Put Me in, Coach
Written by Nick Carraway on April 1 –
“Put me in coach. I’m ready to play today. Put me in coach, I’m ready to play today. Look at me. I can be centerfield.” — John Fogerty
Today marks a special day in American lore. It’s Opening Day. Opening day represents so many things for so many people. For some it is a signal of the beginning of spring. For others it is the renewal of hope that this year will be the year that everything goes right. Still others consider the routine of seeing box scores in the newspaper (or online) and a game on the tube (or radio) every single night. For many of us it is all of those things.
I’ve written four books about baseball and half of those have been related to the Hall of Fame. Independent of my love for the Astros or any other specific player there is the love for the game. Opening day should be a national holiday. When done right, nearly every team is opening their season on the same day. Fans can go into a collective coma with copious amounts of beer, peanuts, and other tasty treats seated in front of the television watching a triple header on ESPN.
I’ve spent all of those books talking about the history of the game and settling arguments within it, but I’ve rarely talked about why I love the game so much. For me, it brings order to disorder. There is a symbiotic relationship between cold, hard facts and the thrill of not quite knowing what will happen on any given day.
My cousin (an avid gambler) once asked me how you handicap baseball. I told him you don’t. You can look at pitching matchups, hitting lineups, career averages, and all kinds of numbers and lose every time. Yet, over a long enough timeline the numbers begin to level out and everything begins to make sense. That’s the paradox that brings you back every time.
Numbers fluctuate in every sport and yet the numbers in baseball have a magic all their own. The .300 batting average always means something. 100 runs and RBI always mean something. 20 wins, a 3.00 ERA, and 200 strikeouts always means something. Of course, those meanings become magnified when they turn into career sums. Then it becomes 3000 hits, 300 wins, 500 home runs, and so forth.
In no other sport are the numbers that magical. Running backs and receivers may gain 1000 yards and quarterbacks may throw for 4000 yards, but those numbers have waned in their importance over time. Offenses change and evolve. A yard just isn’t a yard anymore.
Similarly, in basketball scoring has changed dramatically as offenses have changed. The irony is that all three sports have embraced advanced analytics and the analytics have driven the strategy. Where did analytics get its start? You guessed it. Baseball.

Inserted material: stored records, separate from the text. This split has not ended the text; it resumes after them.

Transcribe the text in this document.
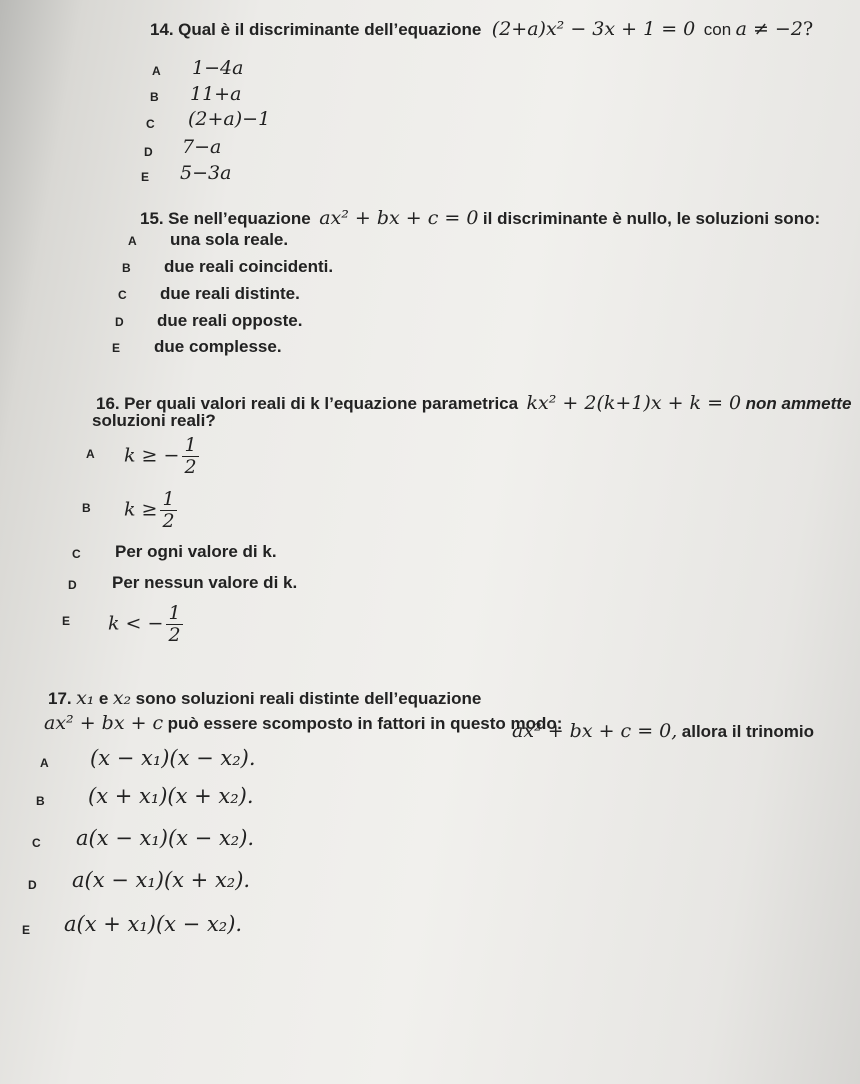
14. Qual è il discriminante dell’equazione (2+a)x² − 3x + 1 = 0 con a ≠ −2?
A 1−4a
B 11+a
C (2+a)−1
D 7−a
E 5−3a
15. Se nell’equazione ax² + bx + c = 0 il discriminante è nullo, le soluzioni sono:
A una sola reale.
B due reali coincidenti.
C due reali distinte.
D due reali opposte.
E due complesse.
16. Per quali valori reali di k l’equazione parametrica kx² + 2(k+1)x + k = 0 non ammette
soluzioni reali?
A k ≥ − $\frac{1}{2}$
B $k \ge \frac{1}{2}$
C Per ogni valore di k.
D Per nessun valore di k.
E k < − $\frac{1}{2}$
17. x₁ e x₂ sono soluzioni reali distinte dell’equazione
ax² + bx + c = 0, allora il trinomio
ax² + bx + c può essere scomposto in fattori in questo modo:
A (x − x₁)(x − x₂).
B (x + x₁)(x + x₂).
C a(x − x₁)(x − x₂).
D a(x − x₁)(x + x₂).
E a(x + x₁)(x − x₂).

I suppose it would be natural for a history buff to love baseball. The game goes back to the American Civil War. Football and basketball can’t possibly compete with that. Few really care about soccer in the United States and few south of the Mason-Dixon line care about hockey. So, baseball was the best opportunity to marry a love of statistics, history, and symmetry.
Today is a day to take a break from Matt Gaetz, Joe Biden, voter suppression, gun violence and anything else we might care about just about every day around here. It is a day to feverishly check the scores to see how my fantasy teams did. It is a day to marvel at individual performances that might or might not be a predictor of things to come. It is a day to hope that my team will be perfect for at least one day. It is a day to allow all of that other stuff to go far far away. It will all be here when we get back.